French cinema boss on trial for sexual assault

The head of France's top cinema institution Dominique Boutonnat denied sexually assaulting his godson as he went on trial Friday in a case that has led to calls for him to step down.

French cinema boss on trial for sexual assault

The trial comes as French cinema reels from a renewed #MeToo reckoning that has seen several big names, including acting legend Gerard Depardieu, accused of sexual abuse.

READ ALSO: French actor Gérard Depardieu to be tried for sexual assault in October

Activists have denounced Boutonnat’s continued leadership of the National Centre of Cinema (CNC), whose role includes overseeing measures to curb sexual violence in the industry.

His godson accuses him of trying to masturbate him during a holiday in Greece in 2020 when he was 19.

“I looked at him to find my godfather and that’s when I saw someone completely different… It was someone using me to masturbate,” the godson, who cannot be named for legal reasons, told the court.

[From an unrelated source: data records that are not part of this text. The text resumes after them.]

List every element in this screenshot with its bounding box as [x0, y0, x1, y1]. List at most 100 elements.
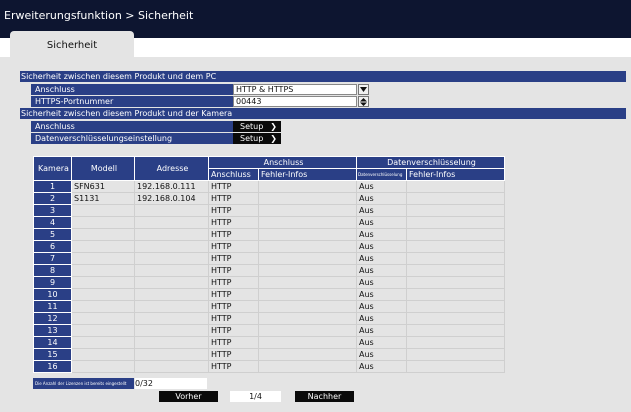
cell-model — [71, 276, 135, 289]
connection-dropdown-button[interactable] — [358, 84, 369, 95]
table-row[interactable]: 15 HTTP Aus — [33, 348, 505, 361]
table-row[interactable]: 12 HTTP Aus — [33, 312, 505, 325]
header-connection: Anschluss — [208, 168, 259, 181]
table-row[interactable]: 9 HTTP Aus — [33, 276, 505, 289]
camera-number: 16 — [33, 360, 72, 373]
connection-setup-button[interactable]: Setup ❯ — [233, 121, 281, 132]
cell-address — [134, 264, 209, 277]
cell-connection: HTTP — [208, 192, 259, 205]
cell-enc-error-info — [406, 228, 505, 241]
header-model: Modell — [71, 156, 135, 181]
previous-page-button[interactable]: Vorher — [159, 391, 218, 402]
cell-connection: HTTP — [208, 216, 259, 229]
cell-model — [71, 312, 135, 325]
header-encryption-group: Datenverschlüsselung — [356, 156, 505, 169]
cell-error-info — [258, 288, 357, 301]
cell-encryption: Aus — [356, 288, 407, 301]
header-encryption-error-info: Fehler-Infos — [406, 168, 505, 181]
header-encryption: Datenverschlüsselung — [356, 168, 407, 181]
camera-number: 4 — [33, 216, 72, 229]
cell-connection: HTTP — [208, 204, 259, 217]
camera-number: 14 — [33, 336, 72, 349]
camera-number: 12 — [33, 312, 72, 325]
table-row[interactable]: 6 HTTP Aus — [33, 240, 505, 253]
cell-error-info — [258, 240, 357, 253]
https-port-input[interactable]: 00443 — [233, 96, 357, 107]
cell-connection: HTTP — [208, 324, 259, 337]
cell-encryption: Aus — [356, 252, 407, 265]
cell-connection: HTTP — [208, 264, 259, 277]
cell-address — [134, 276, 209, 289]
setup-label: Setup — [240, 134, 264, 143]
next-page-button[interactable]: Nachher — [295, 391, 354, 402]
header-connection-group: Anschluss — [208, 156, 357, 169]
camera-number: 13 — [33, 324, 72, 337]
cell-connection: HTTP — [208, 348, 259, 361]
table-row[interactable]: 13 HTTP Aus — [33, 324, 505, 337]
table-row[interactable]: 11 HTTP Aus — [33, 300, 505, 313]
cell-encryption: Aus — [356, 228, 407, 241]
cell-model — [71, 300, 135, 313]
encryption-setup-button[interactable]: Setup ❯ — [233, 133, 281, 144]
camera-number: 7 — [33, 252, 72, 265]
cell-model — [71, 336, 135, 349]
cell-enc-error-info — [406, 360, 505, 373]
camera-number: 9 — [33, 276, 72, 289]
setup-label: Setup — [240, 122, 264, 131]
cell-model — [71, 288, 135, 301]
cell-address — [134, 336, 209, 349]
table-row[interactable]: 4 HTTP Aus — [33, 216, 505, 229]
https-port-label: HTTPS-Portnummer — [31, 96, 233, 107]
cell-enc-error-info — [406, 288, 505, 301]
cell-encryption: Aus — [356, 324, 407, 337]
table-row[interactable]: 14 HTTP Aus — [33, 336, 505, 349]
camera-number: 2 — [33, 192, 72, 205]
table-row[interactable]: 3 HTTP Aus — [33, 204, 505, 217]
cell-encryption: Aus — [356, 312, 407, 325]
cell-model — [71, 252, 135, 265]
cell-connection: HTTP — [208, 240, 259, 253]
camera-number: 11 — [33, 300, 72, 313]
cell-error-info — [258, 192, 357, 205]
camera-number: 3 — [33, 204, 72, 217]
cell-model — [71, 228, 135, 241]
table-row[interactable]: 7 HTTP Aus — [33, 252, 505, 265]
cell-error-info — [258, 312, 357, 325]
table-row[interactable]: 2 S1131 192.168.0.104 HTTP Aus — [33, 192, 505, 205]
cell-error-info — [258, 216, 357, 229]
table-row[interactable]: 10 HTTP Aus — [33, 288, 505, 301]
cell-connection: HTTP — [208, 288, 259, 301]
tab-sicherheit[interactable]: Sicherheit — [10, 31, 134, 57]
header-address: Adresse — [134, 156, 209, 181]
cell-encryption: Aus — [356, 204, 407, 217]
cell-error-info — [258, 180, 357, 193]
cell-address — [134, 204, 209, 217]
cell-enc-error-info — [406, 324, 505, 337]
cell-address — [134, 216, 209, 229]
table-row[interactable]: 8 HTTP Aus — [33, 264, 505, 277]
table-row[interactable]: 16 HTTP Aus — [33, 360, 505, 373]
https-port-stepper[interactable] — [358, 96, 369, 107]
cell-enc-error-info — [406, 300, 505, 313]
chevron-right-icon: ❯ — [270, 134, 277, 143]
tab-label: Sicherheit — [46, 40, 98, 51]
cell-enc-error-info — [406, 276, 505, 289]
camera-number: 8 — [33, 264, 72, 277]
cell-address — [134, 240, 209, 253]
camera-table: Kamera Modell Adresse Anschluss Datenver… — [33, 156, 505, 373]
cell-connection: HTTP — [208, 312, 259, 325]
connection-select[interactable]: HTTP & HTTPS — [233, 84, 357, 95]
cell-encryption: Aus — [356, 360, 407, 373]
cell-model — [71, 360, 135, 373]
cell-model — [71, 324, 135, 337]
cell-error-info — [258, 252, 357, 265]
cell-enc-error-info — [406, 180, 505, 193]
cell-connection: HTTP — [208, 360, 259, 373]
table-row[interactable]: 1 SFN631 192.168.0.111 HTTP Aus — [33, 180, 505, 193]
table-row[interactable]: 5 HTTP Aus — [33, 228, 505, 241]
dropdown-arrow-icon — [360, 87, 367, 92]
cell-connection: HTTP — [208, 336, 259, 349]
cell-error-info — [258, 276, 357, 289]
cell-model — [71, 216, 135, 229]
license-count-value: 0/32 — [135, 378, 207, 389]
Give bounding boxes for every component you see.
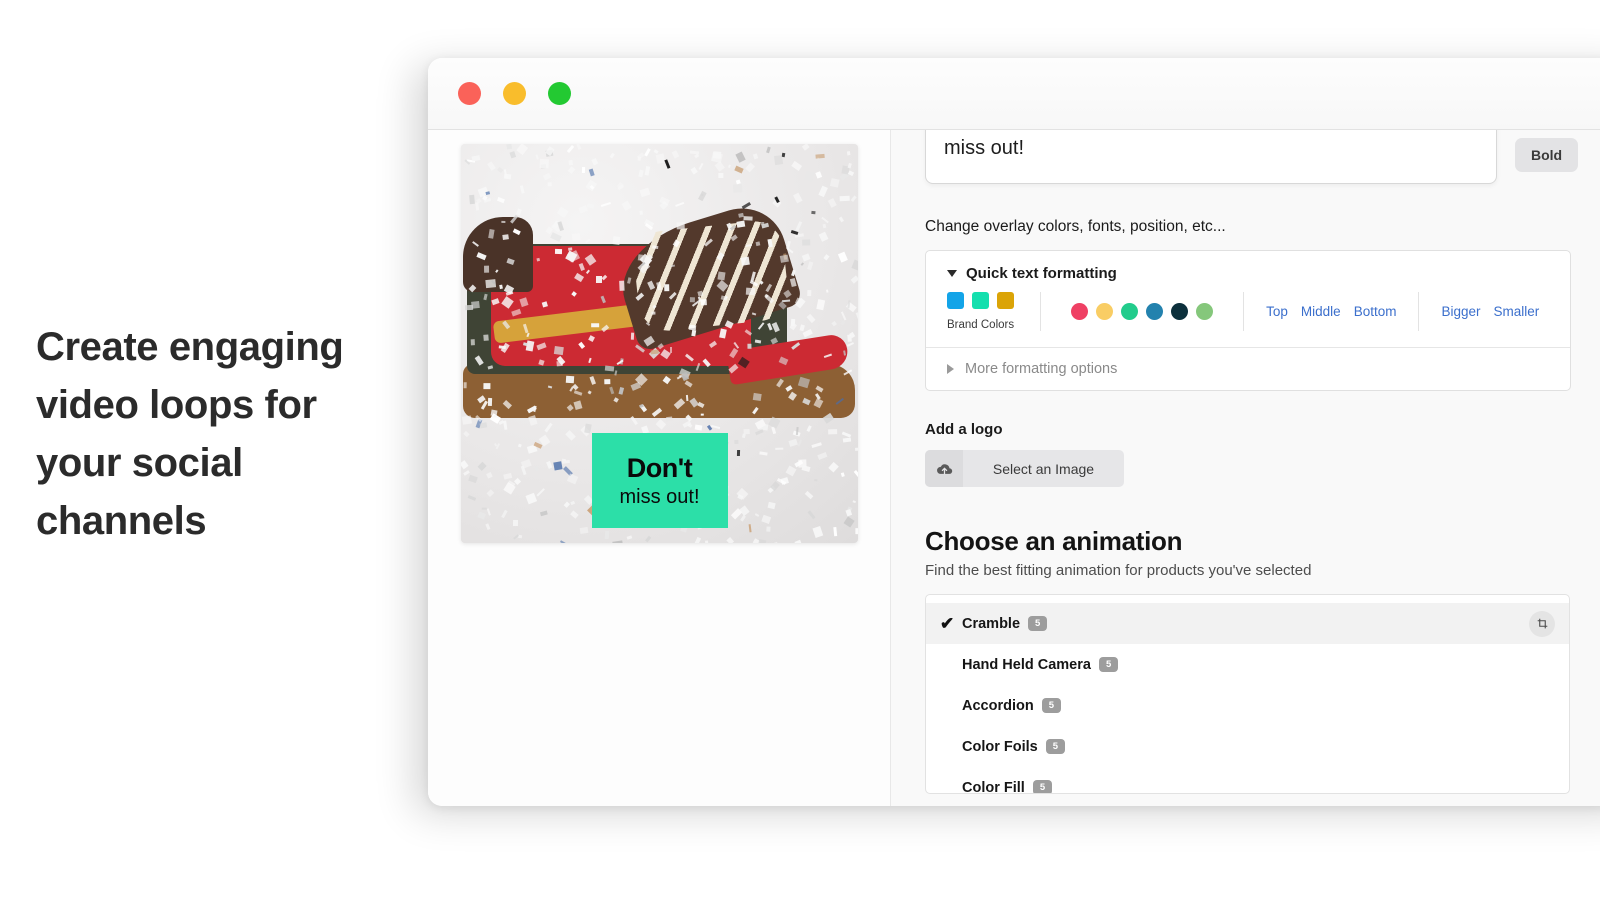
window-body: Don't miss out! miss out! Bold Change ov… <box>428 130 1600 806</box>
size-links[interactable]: Bigger Smaller <box>1441 304 1539 319</box>
animation-item-color-foils[interactable]: Color Foils 5 <box>926 726 1569 767</box>
page-headline: Create engaging video loops for your soc… <box>36 325 344 543</box>
select-image-label: Select an Image <box>992 460 1095 477</box>
position-middle-link[interactable]: Middle <box>1301 304 1341 319</box>
palette-color-dots[interactable] <box>1071 303 1214 320</box>
window-close-button[interactable] <box>458 82 481 105</box>
palette-color-4[interactable] <box>1146 303 1164 320</box>
animation-item-hand-held-camera[interactable]: Hand Held Camera 5 <box>926 644 1569 685</box>
chevron-right-icon <box>947 364 954 374</box>
animation-item-badge: 5 <box>1032 780 1053 793</box>
quick-formatting-card: Quick text formatting Brand Colors Top Mi… <box>925 250 1571 391</box>
animation-item-label: Color Fill <box>962 779 1025 794</box>
animation-item-label: Cramble <box>962 615 1021 632</box>
position-group: Top Middle Bottom <box>1243 292 1418 331</box>
quick-formatting-header[interactable]: Quick text formatting <box>926 251 1570 292</box>
animation-item-badge: 5 <box>1098 657 1119 672</box>
brand-color-swatch-2[interactable] <box>972 292 989 309</box>
window-maximize-button[interactable] <box>548 82 571 105</box>
brand-colors-label: Brand Colors <box>947 319 1015 331</box>
size-group: Bigger Smaller <box>1418 292 1561 331</box>
traffic-light-group <box>458 82 571 105</box>
animation-item-badge: 5 <box>1045 739 1066 754</box>
size-smaller-link[interactable]: Smaller <box>1494 304 1540 319</box>
palette-color-1[interactable] <box>1071 303 1089 320</box>
chevron-down-icon <box>947 270 957 277</box>
palette-color-6[interactable] <box>1196 303 1214 320</box>
animation-item-color-fill[interactable]: Color Fill 5 <box>926 767 1569 794</box>
check-icon: ✔ <box>940 613 955 633</box>
quick-formatting-title: Quick text formatting <box>966 265 1117 282</box>
window-minimize-button[interactable] <box>503 82 526 105</box>
brand-color-swatches[interactable] <box>947 292 1014 309</box>
animation-list[interactable]: ✔ Cramble 5 Hand Held Camera 5 Accordion 5 Colo… <box>925 594 1570 794</box>
more-formatting-label: More formatting options <box>965 361 1118 377</box>
overlay-text-input[interactable]: miss out! <box>925 130 1497 184</box>
position-top-link[interactable]: Top <box>1266 304 1288 319</box>
choose-animation-subtitle: Find the best fitting animation for prod… <box>925 562 1312 579</box>
page-root: Create engaging video loops for your soc… <box>0 0 1600 900</box>
app-window: Don't miss out! miss out! Bold Change ov… <box>428 58 1600 806</box>
add-logo-label: Add a logo <box>925 421 1003 438</box>
bold-button[interactable]: Bold <box>1515 138 1579 172</box>
animation-item-badge: 5 <box>1041 698 1061 713</box>
preview-pane: Don't miss out! <box>428 130 891 806</box>
palette-color-3[interactable] <box>1121 303 1139 320</box>
overlay-line-2: miss out! <box>619 485 700 508</box>
select-image-button[interactable]: Select an Image <box>925 450 1124 487</box>
overlay-line-1: Don't <box>626 452 693 483</box>
animation-item-cramble[interactable]: ✔ Cramble 5 <box>926 603 1569 644</box>
animation-item-label: Hand Held Camera <box>962 656 1091 673</box>
window-titlebar <box>428 58 1600 130</box>
brand-color-swatch-3[interactable] <box>997 292 1014 309</box>
palette-group <box>1040 292 1243 331</box>
quick-formatting-row: Brand Colors Top Middle Bottom Bigger Small… <box>926 292 1570 347</box>
palette-color-5[interactable] <box>1171 303 1189 320</box>
size-bigger-link[interactable]: Bigger <box>1441 304 1480 319</box>
cloud-upload-icon <box>925 450 963 487</box>
animation-item-badge: 5 <box>1028 616 1048 631</box>
text-overlay-box[interactable]: Don't miss out! <box>591 433 728 528</box>
overlay-hint-text: Change overlay colors, fonts, position, … <box>925 218 1226 235</box>
crop-icon-button[interactable] <box>1529 610 1555 637</box>
animation-item-label: Accordion <box>962 697 1034 714</box>
overlay-text-row: miss out! Bold <box>925 130 1600 184</box>
editor-pane: miss out! Bold Change overlay colors, fo… <box>891 130 1600 806</box>
position-links[interactable]: Top Middle Bottom <box>1266 304 1396 319</box>
video-preview-canvas[interactable]: Don't miss out! <box>460 144 858 543</box>
brand-color-swatch-1[interactable] <box>947 292 964 309</box>
palette-color-2[interactable] <box>1096 303 1114 320</box>
more-formatting-options[interactable]: More formatting options <box>926 347 1570 390</box>
choose-animation-title: Choose an animation <box>925 526 1183 556</box>
brand-colors-group: Brand Colors <box>926 292 1040 331</box>
position-bottom-link[interactable]: Bottom <box>1354 304 1397 319</box>
animation-item-label: Color Foils <box>962 738 1038 755</box>
animation-item-accordion[interactable]: Accordion 5 <box>926 685 1569 726</box>
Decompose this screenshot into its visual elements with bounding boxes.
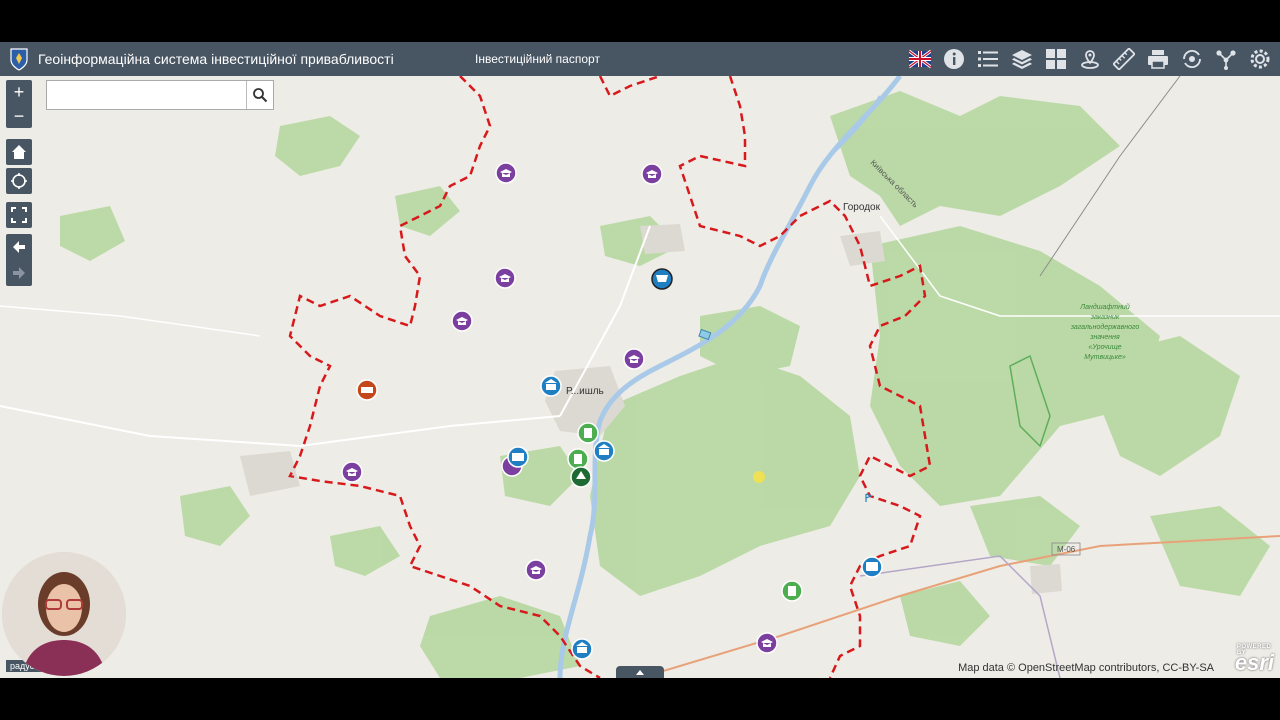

Boutonnat responded in court that it was his godson who had initiated the situation and kissed him.

“I feel bad about leaving an ambiguous situation, but to say there was a sexual assault is false,” he told the court.

He was placed under investigation in February 2021 but still reappointed by the government as head of the CNC in July 2022.

Training to prevent abuse has in recent months become obligatory for films seeking public funding via the CNC.

The CNC told AFP that the case against Boutonnat came from “the private sphere” and had no relation to its activities.